Arabidopsis β1,2-xylosyltransferase: substrate specificity and participation in the plant-specific N-glycosylation pathway.

β1,2-Xylosyltransferase (XYLT) is a plant-specific glycosyltransferase that contributes to the biosynthesis of N-glycoproteins in plants. However, the specificity of XYLT for N-glycans has not yet been completely clarified. To gain insights into the function of XYLT in the plant N-glycosylation pathway, we examined the acceptor substrate specificity of recombinant Arabidopsis XYLT (AtXYLT) using 2-aminopyridine-labeled N-glycans as the substrates and confirmed the N-glycans of Arabidopsis xylt mutant. Recombinant AtXYLT expressed in insect cells required the β1,2-linked N-acetylglucosamine (GlcNAc) residue at the nonreducing terminus of the α1,3-branched mannose (Man) residue (GlcNAcβ1,2-Manα1,3-Man; GNM3B) for activity. However, AtXYLT showed decreased activity with substrates that contained α1,3-fucose at the chitobiose core-GlcNAc or a terminal GlcNAc at the α1,6-branched Man residue of GlcNAcβ1,2-Man (GlcNAcβ1,2-Manα1,6-Man; GNM3A), whose ratios were 10% and 50% of the optimal substrate, GNM3B, respectively.

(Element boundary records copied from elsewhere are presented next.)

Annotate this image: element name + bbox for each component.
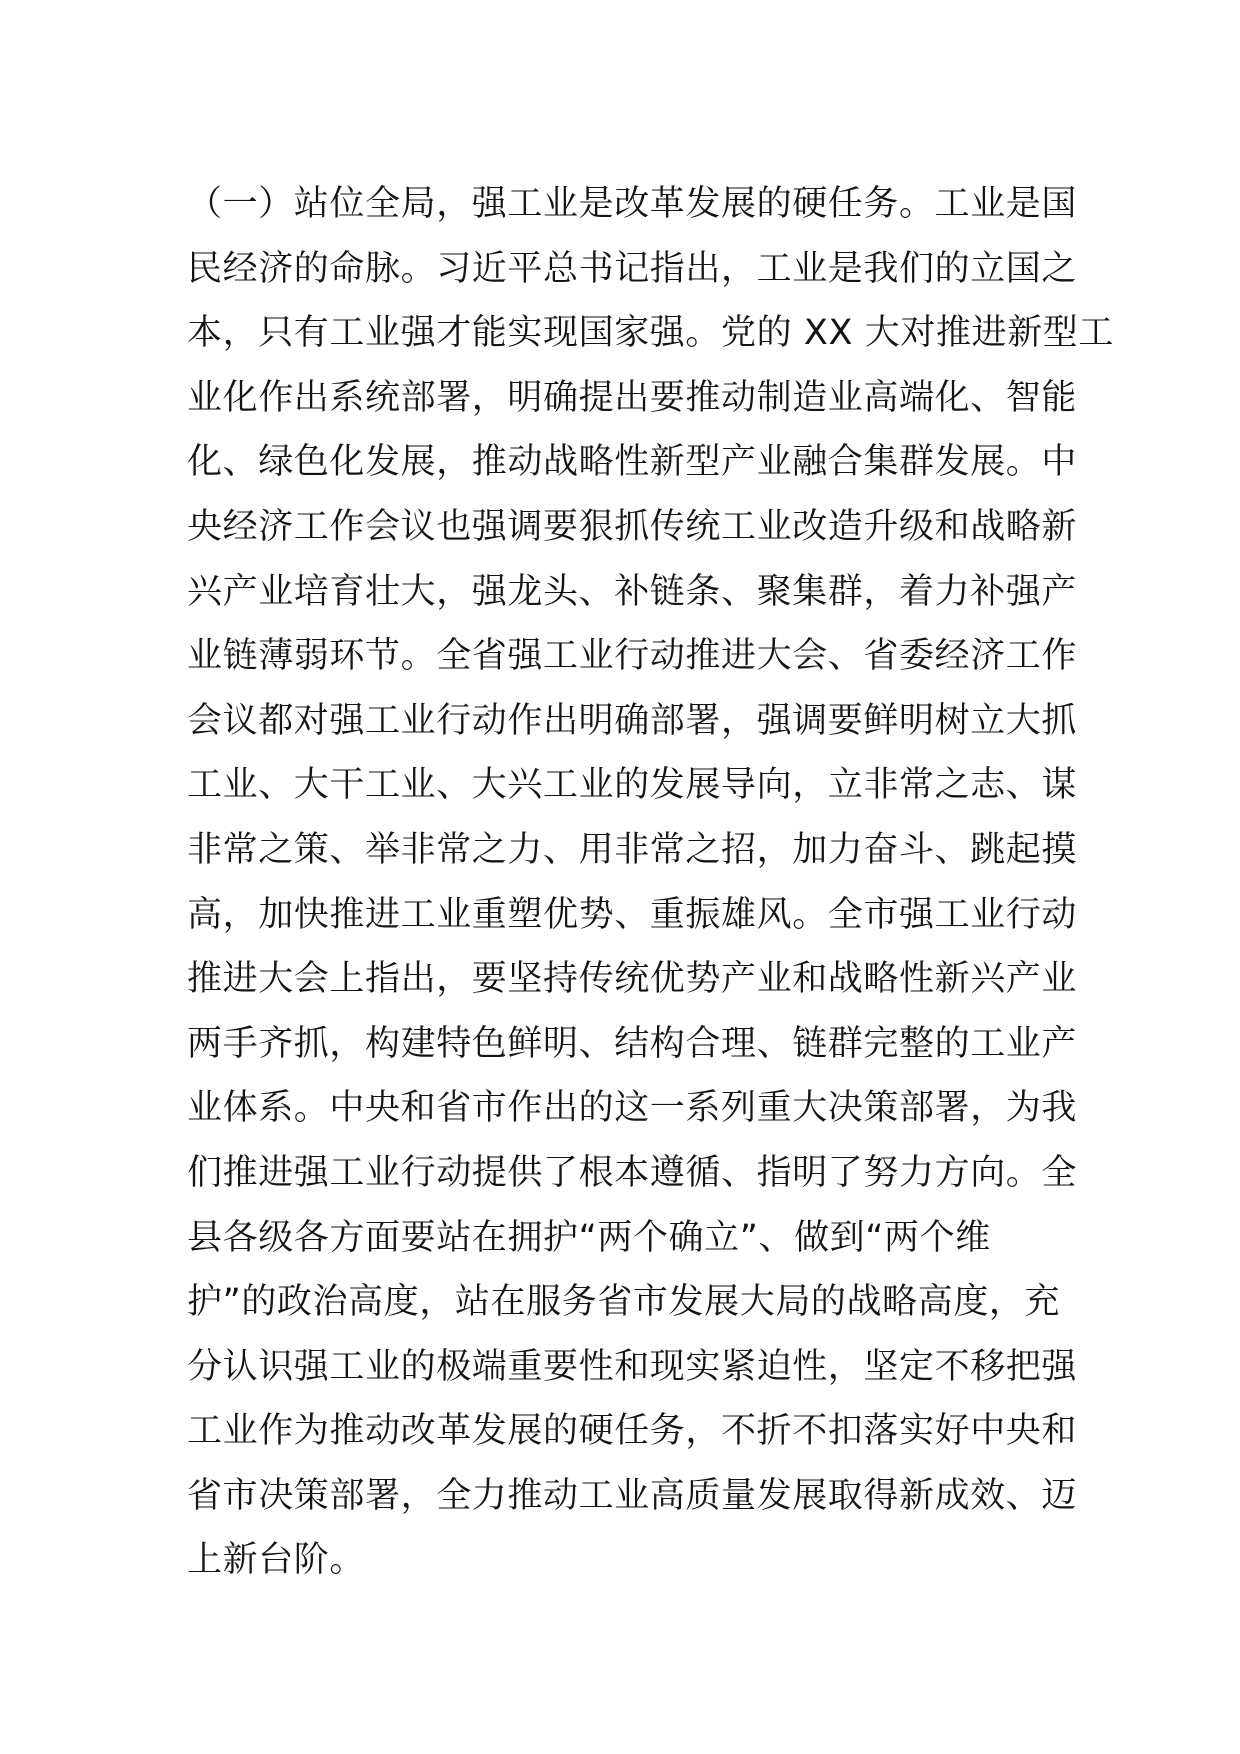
body-paragraph [187, 172, 1115, 1593]
paragraph-line-16: 们推进强工业行动提供了根本遵循、指明了努力方向。全 [187, 1152, 1078, 1193]
paragraph-line-19: 分认识强工业的极端重要性和现实紧迫性，坚定不移把强 [187, 1346, 1078, 1387]
paragraph-line-17: 县各级各方面要站在拥护“两个确立”、做到“两个维 [187, 1217, 991, 1258]
paragraph-line-5: 化、绿色化发展，推动战略性新型产业融合集群发展。中 [187, 442, 1078, 483]
paragraph-line-6: 央经济工作会议也强调要狠抓传统工业改造升级和战略新 [187, 506, 1078, 547]
paragraph-line-20: 工业作为推动改革发展的硬任务，不折不扣落实好中央和 [187, 1411, 1078, 1452]
paragraph-line-21: 省市决策部署，全力推动工业高质量发展取得新成效、迈 [187, 1475, 1078, 1516]
paragraph-line-2: 民经济的命脉。习近平总书记指出，工业是我们的立国之 [187, 248, 1078, 289]
paragraph-line-3: 本，只有工业强才能实现国家强。党的 XX 大对推进新型工 [187, 313, 1115, 354]
paragraph-line-1: （一）站位全局，强工业是改革发展的硬任务。工业是国 [187, 184, 1078, 224]
paragraph-line-9: 会议都对强工业行动作出明确部署，强调要鲜明树立大抓 [187, 700, 1078, 741]
paragraph-line-13: 推进大会上指出，要坚持传统优势产业和战略性新兴产业 [187, 959, 1078, 1000]
paragraph-line-15: 业体系。中央和省市作出的这一系列重大决策部署，为我 [187, 1088, 1078, 1129]
paragraph-line-10: 工业、大干工业、大兴工业的发展导向，立非常之志、谋 [187, 765, 1078, 806]
paragraph-line-11: 非常之策、举非常之力、用非常之招，加力奋斗、跳起摸 [187, 829, 1078, 870]
paragraph-line-7: 兴产业培育壮大，强龙头、补链条、聚集群，着力补强产 [187, 571, 1078, 612]
paragraph-line-18: 护”的政治高度，站在服务省市发展大局的战略高度，充 [187, 1282, 1061, 1323]
paragraph-line-22: 上新台阶。 [187, 1540, 366, 1581]
paragraph-line-8: 业链薄弱环节。全省强工业行动推进大会、省委经济工作 [187, 636, 1078, 677]
paragraph-line-4: 业化作出系统部署，明确提出要推动制造业高端化、智能 [187, 377, 1078, 418]
paragraph-line-12: 高，加快推进工业重塑优势、重振雄风。全市强工业行动 [187, 894, 1078, 935]
paragraph-line-14: 两手齐抓，构建特色鲜明、结构合理、链群完整的工业产 [187, 1023, 1078, 1064]
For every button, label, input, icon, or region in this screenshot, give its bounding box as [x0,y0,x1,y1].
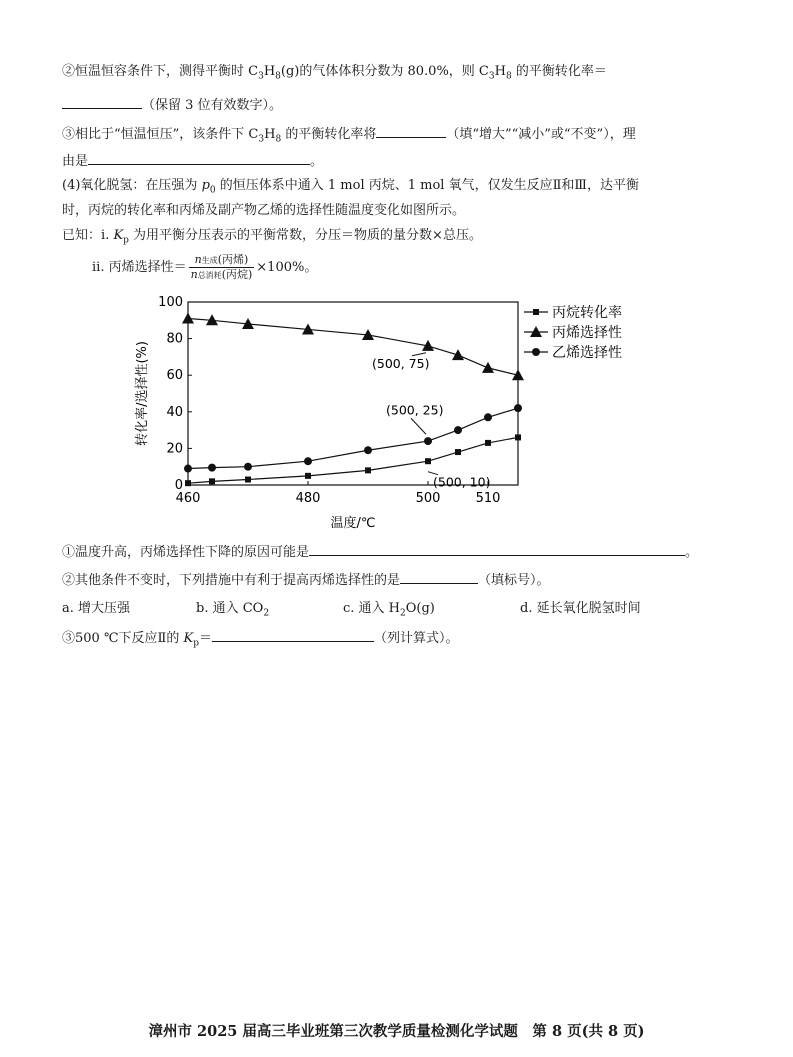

Moreover, AtXYLT did not show any activity in the transfer of the Xyl residue to N-glycans that contained a mammalian-type β1,4-linked galactose (Gal) residue at the nonreducing terminus of GlcNAcβ1,2-Man. These results indicate that a β1,2-linked GlcNAc residue at the nonreducing terminus of an α1,3-branched Man residue is necessary for AtXYLT activity and that mammalian-type β1,4-linked Gal residue(s) on the same branch completely inhibit(s) the activity. Furthermore, N-glycan analysis showed that approximately 30% of the N-glycans carry the Xyl residue in the wild type. These findings suggest that AtXYLT acts on protein-bound N-glycans prior to α1,3-fucosyltransferase and mannosidase II in planta.